Today he backslides a little bit. The old agitation in his behavior returns. Confusion clouds his mind. He stumbles over his thoughts and has difficulty articulating himself. All this occurs because he decides that he must marry Natasha but is not sure if she will have him as her husband. Here we return to Epictetus’s teaching that unhappiness is born from desiring something that does not come about.
It’s important for Pierre, if he wishes to continue on the path of mental tranquility, that he not allow his desire for Natasha to overwhelm him. This isn’t to say that he shouldn’t pursue a relationship with Natasha. In fact, a relationship with her might be beneficial to him. In today’s chapter, for instance, he experiences a brief moment of anattā “as if he was vanishing and that neither he nor she existed any longer, that nothing existed but happiness.”
That’s nice but he must not allow his desire to outpace his mindfulness. Otherwise he might revert to the old Pierre. The old Pierre is fun to read about, sure, but also a complete mess.

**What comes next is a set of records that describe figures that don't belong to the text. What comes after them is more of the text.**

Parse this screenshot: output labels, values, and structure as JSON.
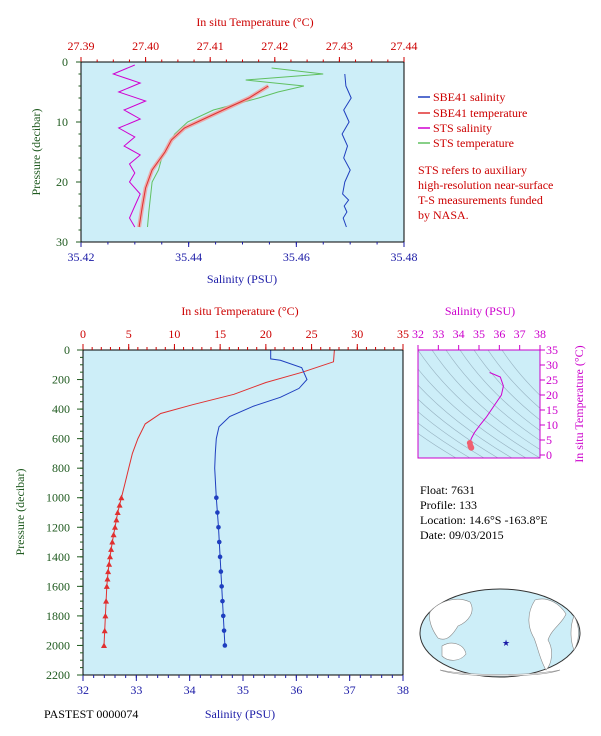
{
  "colors": {
    "panel_bg": "#cdeef8",
    "sbe41_salinity": "#1f3fbf",
    "sbe41_temperature": "#e03030",
    "sts_salinity": "#d000d0",
    "sts_temperature": "#60c060",
    "sts_temperature_thick": "#f0a0a0",
    "temp_axis": "#cc0000",
    "sal_axis": "#1a1aa6",
    "pressure_axis": "#1f5a1f",
    "ts_axis": "#cc00cc"
  },
  "legend": {
    "items": [
      {
        "label": "SBE41 salinity",
        "color": "#1f3fbf"
      },
      {
        "label": "SBE41 temperature",
        "color": "#e03030"
      },
      {
        "label": "STS salinity",
        "color": "#d000d0"
      },
      {
        "label": "STS temperature",
        "color": "#60c060"
      }
    ],
    "note": [
      "STS refers to auxiliary",
      "high-resolution near-surface",
      "T-S measurements funded",
      "by NASA."
    ]
  },
  "info": {
    "float": "Float:  7631",
    "profile": "Profile:  133",
    "location": "Location:  14.6°S  -163.8°E",
    "date": "Date:  09/03/2015"
  },
  "footer_tiny": "PASTEST 0000074",
  "chart_data": [
    {
      "type": "line",
      "panel": "near-surface",
      "top_axis_label": "In situ Temperature (°C)",
      "bottom_axis_label": "Salinity (PSU)",
      "left_axis_label": "Pressure (decibar)",
      "top_ticks": [
        "27.39",
        "27.40",
        "27.41",
        "27.42",
        "27.43",
        "27.44"
      ],
      "bottom_ticks": [
        "35.42",
        "35.44",
        "35.46",
        "35.48"
      ],
      "left_ticks": [
        "0",
        "10",
        "20",
        "30"
      ],
      "temp_range": [
        27.39,
        27.44
      ],
      "sal_range": [
        35.42,
        35.48
      ],
      "pressure_range": [
        0,
        30
      ],
      "series": [
        {
          "name": "SBE41 salinity",
          "axis": "salinity",
          "x": [
            35.469,
            35.4692,
            35.4702,
            35.4688,
            35.4698,
            35.4685,
            35.4695,
            35.4688,
            35.47,
            35.469,
            35.4686,
            35.4697,
            35.4689,
            35.4694,
            35.4687,
            35.4693
          ],
          "y": [
            2,
            4,
            6,
            8,
            10,
            12,
            14,
            16,
            18,
            20,
            22,
            23,
            24,
            25,
            26,
            27.5
          ]
        },
        {
          "name": "STS salinity",
          "axis": "salinity",
          "x": [
            35.43,
            35.426,
            35.431,
            35.427,
            35.432,
            35.428,
            35.431,
            35.427,
            35.43,
            35.428,
            35.431,
            35.429,
            35.43,
            35.429,
            35.431,
            35.43,
            35.429,
            35.43
          ],
          "y": [
            0.5,
            2,
            3.5,
            5,
            6.5,
            8,
            9.5,
            11,
            12.5,
            14,
            15.5,
            17,
            18.5,
            20,
            22,
            24,
            26,
            27.5
          ]
        },
        {
          "name": "STS temperature",
          "axis": "temperature",
          "x": [
            27.4195,
            27.4275,
            27.4155,
            27.4245,
            27.4205,
            27.4175,
            27.4105,
            27.4065,
            27.4045,
            27.4035,
            27.4025,
            27.402,
            27.401,
            27.4008,
            27.4005,
            27.4003
          ],
          "y": [
            1,
            2,
            3,
            4,
            5,
            6,
            8,
            10,
            12,
            14,
            16,
            18,
            20,
            22,
            25,
            27.5
          ]
        },
        {
          "name": "SBE41 temperature",
          "axis": "temperature",
          "x": [
            27.419,
            27.416,
            27.412,
            27.408,
            27.406,
            27.404,
            27.403,
            27.401,
            27.4,
            27.3995,
            27.399
          ],
          "y": [
            4,
            6,
            8,
            10,
            11,
            13,
            15,
            18,
            21,
            24,
            27.5
          ]
        }
      ]
    },
    {
      "type": "line",
      "panel": "full-profile",
      "top_axis_label": "In situ Temperature (°C)",
      "bottom_axis_label": "Salinity (PSU)",
      "left_axis_label": "Pressure (decibar)",
      "top_ticks": [
        "0",
        "5",
        "10",
        "15",
        "20",
        "25",
        "30",
        "35"
      ],
      "bottom_ticks": [
        "32",
        "33",
        "34",
        "35",
        "36",
        "37",
        "38"
      ],
      "left_ticks": [
        "0",
        "200",
        "400",
        "600",
        "800",
        "1000",
        "1200",
        "1400",
        "1600",
        "1800",
        "2000",
        "2200"
      ],
      "temp_range": [
        0,
        35
      ],
      "sal_range": [
        32,
        38
      ],
      "pressure_range": [
        0,
        2200
      ],
      "series": [
        {
          "name": "Temperature",
          "axis": "temperature",
          "x": [
            27.5,
            27.4,
            24.0,
            20.0,
            16.5,
            12.0,
            8.5,
            6.8,
            6.0,
            5.4,
            5.0,
            4.6,
            4.2,
            3.8,
            3.5,
            3.2,
            2.95,
            2.75,
            2.6,
            2.45,
            2.3
          ],
          "y": [
            0,
            80,
            150,
            220,
            300,
            370,
            430,
            500,
            600,
            700,
            800,
            900,
            1000,
            1100,
            1200,
            1300,
            1400,
            1500,
            1600,
            1800,
            2000
          ]
        },
        {
          "name": "Salinity",
          "axis": "salinity",
          "x": [
            35.52,
            35.52,
            35.7,
            36.1,
            36.2,
            36.05,
            35.7,
            35.2,
            34.75,
            34.55,
            34.5,
            34.48,
            34.47,
            34.5,
            34.54,
            34.57,
            34.6,
            34.63,
            34.66
          ],
          "y": [
            0,
            60,
            70,
            120,
            200,
            260,
            320,
            380,
            450,
            520,
            600,
            700,
            800,
            1000,
            1200,
            1400,
            1600,
            1800,
            2000
          ]
        }
      ]
    },
    {
      "type": "line",
      "panel": "t-s-diagram",
      "top_axis_label": "Salinity (PSU)",
      "right_axis_label": "In situ Temperature (°C)",
      "top_ticks": [
        "32",
        "33",
        "34",
        "35",
        "36",
        "37",
        "38"
      ],
      "right_ticks": [
        "0",
        "5",
        "10",
        "15",
        "20",
        "25",
        "30",
        "35"
      ],
      "sal_range": [
        32,
        38
      ],
      "temp_range": [
        -1,
        35
      ],
      "series": [
        {
          "name": "T-S",
          "x": [
            34.62,
            34.58,
            34.55,
            34.62,
            34.78,
            35.05,
            35.35,
            35.6,
            35.85,
            36.1,
            36.2,
            36.05,
            35.52
          ],
          "y": [
            2.4,
            3.0,
            4.0,
            5.5,
            7.5,
            10.0,
            12.5,
            15.0,
            17.5,
            20.0,
            23.0,
            26.0,
            27.5
          ]
        }
      ]
    }
  ]
}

‘You will cease to fear,’ says [Hecaton], ‘if you cease to hope.’ You may ask, ‘How can things so different go hand-in-hand?’ The truth is, my dear Lucilius, that though they seem to differ that are in fact attached; one chain joins the prisoner and his guard, and these two, different as they are, walking step in the same way. Fear keeps pace with hope. Nor do I find it surprising that they keep company, for each belongs to a mind in suspense, a mind hanging on what the future might bring. The cause in both cases is failure to adjust ourselves to the present and a tendency to project our mental processes far into the future.